Pubdate: Tue, 28 Aug 2012
Source: Grand Rapids Press (MI)
Copyright: 2012 Grand Rapids Press
Contact:  http://www.mlive.com/grand-rapids/
Details: http://www.mapinc.org/media/171
Author: Jon Weeldreyer
Note: Jon Weeldreyer is a limited licensed psychologist and certified 
advanced alcohol and drug counselor. He is the manager of the Pine 
Rest Kalamazoo Clinic.

MARIJUANA: FRIEND OR FOE? HOW CAN WE EVALUATE MEDICAL POTENTIAL 
WITHOUT ENABLING ADDICTION?

With National Recovery month beginning in September, Jon Weeldreyer, 
an addictions counselor at Pine Rest Christian Mental Health 
Services, looks at the ways attitudes toward marijuana have evolved 
since the 1980s.

Although medical marijuana has provided relief to some patients' 
medical disorders, he sees challenges with the growth in medical 
marijuana laws.

Weeldreyer, a counselor and manager of the Pine Rest Kalamazoo 
Clinic, explores these questions and challenges in the following column:

As an addictions counselor since the mid-1980s, I've seen many 
changes in how the American public views marijuana.

These patients fall into two general groups: 1) those externally 
motivated, forced to come to counseling, and 2) those internally 
motivated who realize they have a problem.

Those forced into treatment by courts, schools or family members 
usually are frustrated being in my office. They defend their cannabis 
use with passion. They often see marijuana as natural, harmless and 
as a benefit for a host of discomforts.

Those seeking help on their own have become mentally or physically 
dependent on the drug and are unable to stop with willpower alone. 
They see it has caused legal, financial, medical and social problems 
in their lives. They have the love/hate, obsessive-compulsive 
relationship that all addicts have.

Both of these reactions have the same cause. Marijuana is a powerful, 
mind-altering drug. Simply put, many people tend to feel very good, 
physically or emotionally, when they use marijuana. That equation is 
all it takes for some to develop a harmful relationship. People often 
stop linking their using from the problems it is causing.

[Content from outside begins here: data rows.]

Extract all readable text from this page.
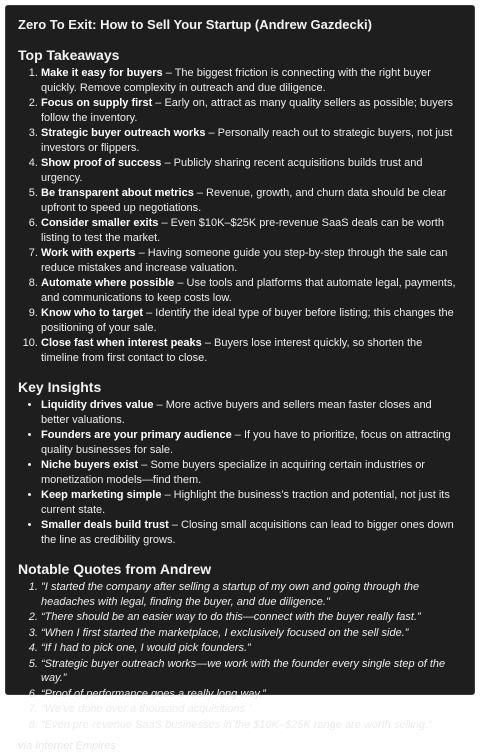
Zero To Exit: How to Sell Your Startup (Andrew Gazdecki)
Top Takeaways
1. Make it easy for buyers – The biggest friction is connecting with the right buyer quickly. Remove complexity in outreach and due diligence.
2. Focus on supply first – Early on, attract as many quality sellers as possible; buyers follow the inventory.
3. Strategic buyer outreach works – Personally reach out to strategic buyers, not just investors or flippers.
4. Show proof of success – Publicly sharing recent acquisitions builds trust and urgency.
5. Be transparent about metrics – Revenue, growth, and churn data should be clear upfront to speed up negotiations.
6. Consider smaller exits – Even $10K–$25K pre-revenue SaaS deals can be worth listing to test the market.
7. Work with experts – Having someone guide you step-by-step through the sale can reduce mistakes and increase valuation.
8. Automate where possible – Use tools and platforms that automate legal, payments, and communications to keep costs low.
9. Know who to target – Identify the ideal type of buyer before listing; this changes the positioning of your sale.
10. Close fast when interest peaks – Buyers lose interest quickly, so shorten the timeline from first contact to close.
Key Insights
• Liquidity drives value – More active buyers and sellers mean faster closes and better valuations.
• Founders are your primary audience – If you have to prioritize, focus on attracting quality businesses for sale.
• Niche buyers exist – Some buyers specialize in acquiring certain industries or monetization models—find them.
• Keep marketing simple – Highlight the business’s traction and potential, not just its current state.
• Smaller deals build trust – Closing small acquisitions can lead to bigger ones down the line as credibility grows.
Notable Quotes from Andrew
1. "I started the company after selling a startup of my own and going through the headaches with legal, finding the buyer, and due diligence."
2. “There should be an easier way to do this—connect with the buyer really fast.”
3. “When I first started the marketplace, I exclusively focused on the sell side.”
4. “If I had to pick one, I would pick founders.”
5. “Strategic buyer outreach works—we work with the founder every single step of the way.”
6. “Proof of performance goes a really long way.”
7. “We’ve done over a thousand acquisitions.”
8. “Even pre-revenue SaaS businesses in the $10K–$25K range are worth selling.”
via Internet Empires
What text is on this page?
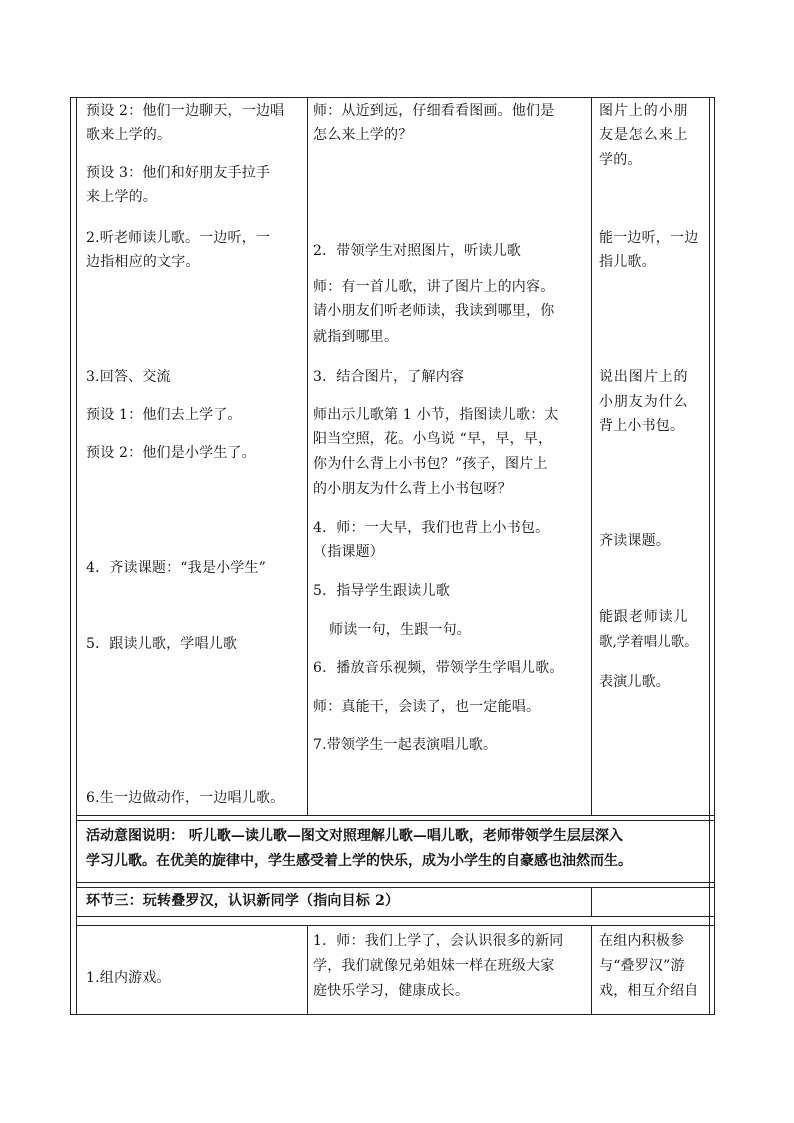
预设 2：他们一边聊天，一边唱
歌来上学的。
预设 3：他们和好朋友手拉手
来上学的。
2.听老师读儿歌。一边听，一
边指相应的文字。
3.回答、交流
预设 1：他们去上学了。
预设 2：他们是小学生了。
4．齐读课题：“我是小学生”
5．跟读儿歌，学唱儿歌
6.生一边做动作，一边唱儿歌。
师：从近到远，仔细看看图画。他们是
怎么来上学的？
2．带领学生对照图片，听读儿歌
师：有一首儿歌，讲了图片上的内容。
请小朋友们听老师读，我读到哪里，你
就指到哪里。
3．结合图片，了解内容
师出示儿歌第 1 小节，指图读儿歌：太
阳当空照，花。小鸟说 “早，早，早，
你为什么背上小书包？”孩子，图片上
的小朋友为什么背上小书包呀？
4．师：一大早，我们也背上小书包。
（指课题）
5．指导学生跟读儿歌
师读一句，生跟一句。
6．播放音乐视频，带领学生学唱儿歌。
师：真能干，会读了，也一定能唱。
7.带领学生一起表演唱儿歌。
图片上的小朋
友是怎么来上
学的。
能一边听，一边
指儿歌。
说出图片上的
小朋友为什么
背上小书包。
齐读课题。
能跟老师读儿
歌,学着唱儿歌。
表演儿歌。
活动意图说明： 听儿歌—读儿歌—图文对照理解儿歌—唱儿歌，老师带领学生层层深入
学习儿歌。在优美的旋律中，学生感受着上学的快乐，成为小学生的自豪感也油然而生。
环节三：玩转叠罗汉，认识新同学（指向目标 2）
1.组内游戏。
1．师：我们上学了，会认识很多的新同
学，我们就像兄弟姐妹一样在班级大家
庭快乐学习，健康成长。
在组内积极参
与“叠罗汉”游
戏，相互介绍自
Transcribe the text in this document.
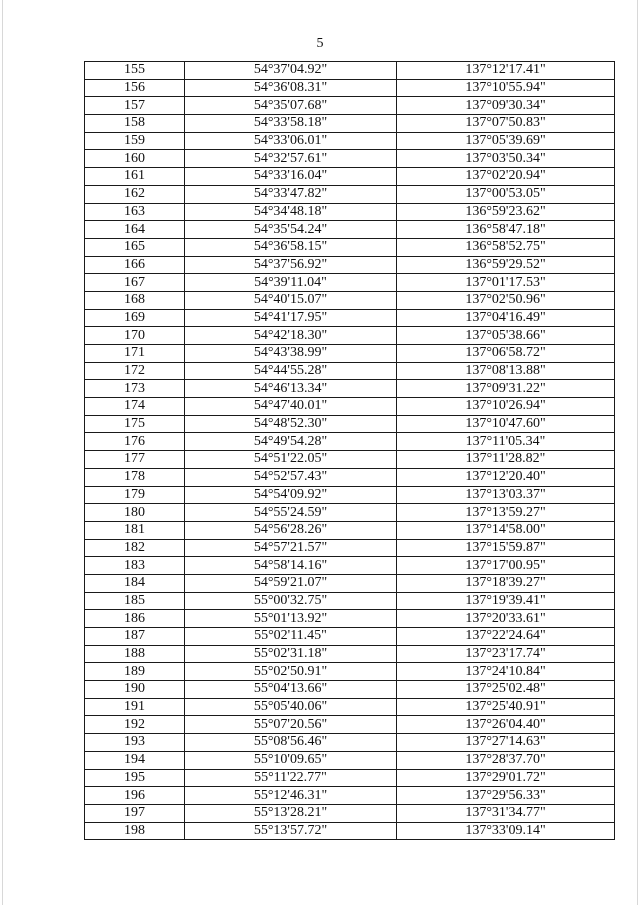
5
155	54°37'04.92"	137°12'17.41"
156	54°36'08.31"	137°10'55.94"
157	54°35'07.68"	137°09'30.34"
158	54°33'58.18"	137°07'50.83"
159	54°33'06.01"	137°05'39.69"
160	54°32'57.61"	137°03'50.34"
161	54°33'16.04"	137°02'20.94"
162	54°33'47.82"	137°00'53.05"
163	54°34'48.18"	136°59'23.62"
164	54°35'54.24"	136°58'47.18"
165	54°36'58.15"	136°58'52.75"
166	54°37'56.92"	136°59'29.52"
167	54°39'11.04"	137°01'17.53"
168	54°40'15.07"	137°02'50.96"
169	54°41'17.95"	137°04'16.49"
170	54°42'18.30"	137°05'38.66"
171	54°43'38.99"	137°06'58.72"
172	54°44'55.28"	137°08'13.88"
173	54°46'13.34"	137°09'31.22"
174	54°47'40.01"	137°10'26.94"
175	54°48'52.30"	137°10'47.60"
176	54°49'54.28"	137°11'05.34"
177	54°51'22.05"	137°11'28.82"
178	54°52'57.43"	137°12'20.40"
179	54°54'09.92"	137°13'03.37"
180	54°55'24.59"	137°13'59.27"
181	54°56'28.26"	137°14'58.00"
182	54°57'21.57"	137°15'59.87"
183	54°58'14.16"	137°17'00.95"
184	54°59'21.07"	137°18'39.27"
185	55°00'32.75"	137°19'39.41"
186	55°01'13.92"	137°20'33.61"
187	55°02'11.45"	137°22'24.64"
188	55°02'31.18"	137°23'17.74"
189	55°02'50.91"	137°24'10.84"
190	55°04'13.66"	137°25'02.48"
191	55°05'40.06"	137°25'40.91"
192	55°07'20.56"	137°26'04.40"
193	55°08'56.46"	137°27'14.63"
194	55°10'09.65"	137°28'37.70"
195	55°11'22.77"	137°29'01.72"
196	55°12'46.31"	137°29'56.33"
197	55°13'28.21"	137°31'34.77"
198	55°13'57.72"	137°33'09.14"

Still, it might be the case that in some circumstances, marijuana 
could have beneficial properties.

Opiates are one of the most addictive drugs available, yet who among 
us would want to face a broken bone without serious pain killers? 
Some of the compounds in cannabis may be helpful with a narrow range 
of serious disorders. I have patients who have great relief by using 
cannabis. Since 1996, we have seen 18 of our 50 states, including 
Michigan, pass laws to decriminalize marijuana for medical use. We 
now have 16 years of experience and data from this experiment. Many 
are beginning to rethink these laws.

An article by Dr. Kevin A. Sabet, University of Florida, examined Los 
Angeles' recent "buyer's remorse" as the city council unanimously 
agreed to close all 900 locations selling marijuana for "medical purposes."

What was intended to be a compassionate medical response to cancer 
and AIDS patients turned into a shady business practice involving 
storefronts, staffed with bouncers and "on-call doctors" who 
facilitated the process. Sabet cites a recent study finding the 
average California marijuana card holder as a "32-year-old white male 
with no life-threatening illness."

The societal impact of current medical marijuana laws is becoming measurable.

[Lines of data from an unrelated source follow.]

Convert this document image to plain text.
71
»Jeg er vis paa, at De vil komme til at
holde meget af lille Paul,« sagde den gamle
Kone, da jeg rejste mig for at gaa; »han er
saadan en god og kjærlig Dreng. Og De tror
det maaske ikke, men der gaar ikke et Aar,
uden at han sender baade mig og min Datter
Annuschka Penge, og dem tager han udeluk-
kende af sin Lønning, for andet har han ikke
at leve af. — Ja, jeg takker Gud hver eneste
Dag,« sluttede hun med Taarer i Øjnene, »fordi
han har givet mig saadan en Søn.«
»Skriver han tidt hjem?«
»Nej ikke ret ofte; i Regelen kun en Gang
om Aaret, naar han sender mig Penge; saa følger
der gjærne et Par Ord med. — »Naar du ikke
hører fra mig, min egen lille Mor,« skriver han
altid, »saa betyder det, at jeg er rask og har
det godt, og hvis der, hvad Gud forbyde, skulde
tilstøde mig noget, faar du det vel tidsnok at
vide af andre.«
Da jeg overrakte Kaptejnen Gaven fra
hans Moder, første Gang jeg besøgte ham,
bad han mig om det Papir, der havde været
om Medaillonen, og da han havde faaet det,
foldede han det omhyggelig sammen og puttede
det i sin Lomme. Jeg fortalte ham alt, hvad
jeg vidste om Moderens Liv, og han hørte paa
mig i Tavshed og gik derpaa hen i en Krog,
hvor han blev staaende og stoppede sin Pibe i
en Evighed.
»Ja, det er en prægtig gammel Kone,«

Teens are sensitive to the media. The prevailing media message is 
that tobacco is very bad, while marijuana is portrayed as a harmless 
"medication" with the supposed support of the health care industry.

In 2011, for the first time, high school seniors reported smoking 
more marijuana than tobacco -- 23 percent versus 19 percent. In 
Colorado, a study of teens in treatment found that 74 percent had 
used marijuana diverted from legal medical prescriptions.

Drs. Dina Miller and Annette Hanson are Baltimore, Md., psychiatrists 
who say marijuana "should undergo the same study, scrutiny and 
prescription monitoring as every other prescribed medication. What 
other medication do we authorize for a year, with no stipulation as 
to frequency, dose or certainty that there has been a positive 
response without side effects?"

Addiction counselors, pharmaceutical manufacturers and others in many 
branches of society must find a way to evaluate the medical potential 
of marijuana for possible benefit, without enabling people down a 
road of medical, social, legal and addictive harm.